You must also consider persistency options for stateful microservices. There are a variety of managed Azure database services, both SQL and NoSQL, cloud-based file shares via Azure file storage and Azure blob storage.
3. Designing APIs for Microservices
Here are a few important considerations when building APIs for your microservices architecture:
- REST vs. RPC—For public APIs, prefer to use REST over HTTP. For backend APIs, which microservices use to connect to each other, prefer RPC, which provides faster serialization and optimal payload size. Keep communication to a minimum to prevent APIs from becoming chatty.
- Formal definition of APIs—It is important to have a formal definition of your APIs to enable automated documentation, auto-generated client code and for generating security rules. Use the Interface Definition Language (IDL) in RPC APIs and OpenAPI for REST APIs.
- API gateway—Use an API gateway to translate backend RPC APIs to REST.
- Languages—When coding your API, keep in mind that RPC API frameworks only support Java, Python, C++ and C# while REST APIs can support any language.
4. Select a Design Pattern for Your Microservices
Finally, choose a design pattern for each microservice.

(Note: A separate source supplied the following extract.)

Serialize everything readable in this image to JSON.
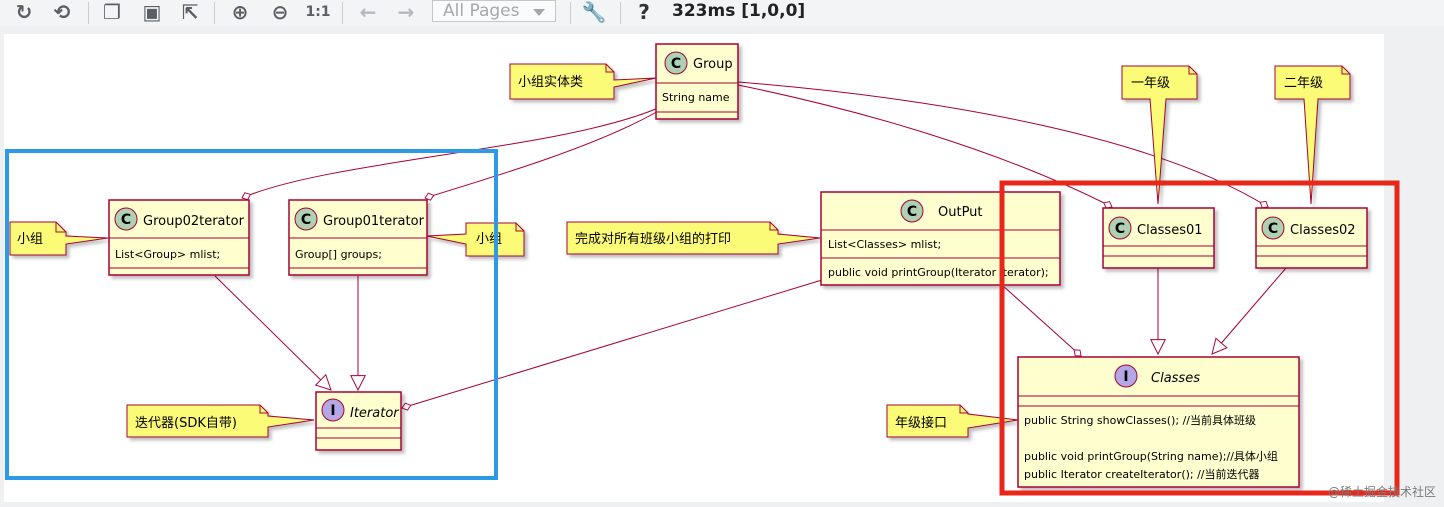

Most microservices can be classified into one of these design patterns:
- Ambassador—Enables client connectivity tasks like routing, monitoring and logging.
- Façade layer (anti-corruption layer)—Bridging traditional monolithic applications and microservices.
- Bulkhead—Partitions critical system resources such as CPU, memory and connection pools.
- Backend for frontend—Provides separate backend services for different types of clients.
- Gateway aggregation, offloading or routing—Aggregating requests for multiple services into a single request, offloading shared functions to a gateway or providing an endpoint to deliver requests to multiple services.
- Strangler—Gradually replacing features with new, refactored services.
- Sidecar—Helper components running as a separate container.
The figure below illustrates how these archetypes work together in a complete microservices architecture. Microsoft provides detailed documentation on how to build each type of microservice in Azure.
In this article I covered the three key services that support microservices deployment in Azure:
- Service Fabric—Lets you deploy services and manage their life cycle, both in Azure and on-premises
- Azure Kubernetes Service (AKS)—Lets you manage containerized microservices within fully managed Kubernetes clusters
- Azure Functions—Lets you deploy and manage microservices as serverless functions
Finally, I described Microsoft’s recommended process for deploying a microservices application:
- Analyzing the business domain and defining microservice functionality
- Selecting from the above compute options
- Designing your APIs
- Selecting a design pattern—ambassador, façade layer, bulkhead, etc.
I hope this will be helpful as you evaluate the use of Azure for existing and greenfield microservices applications.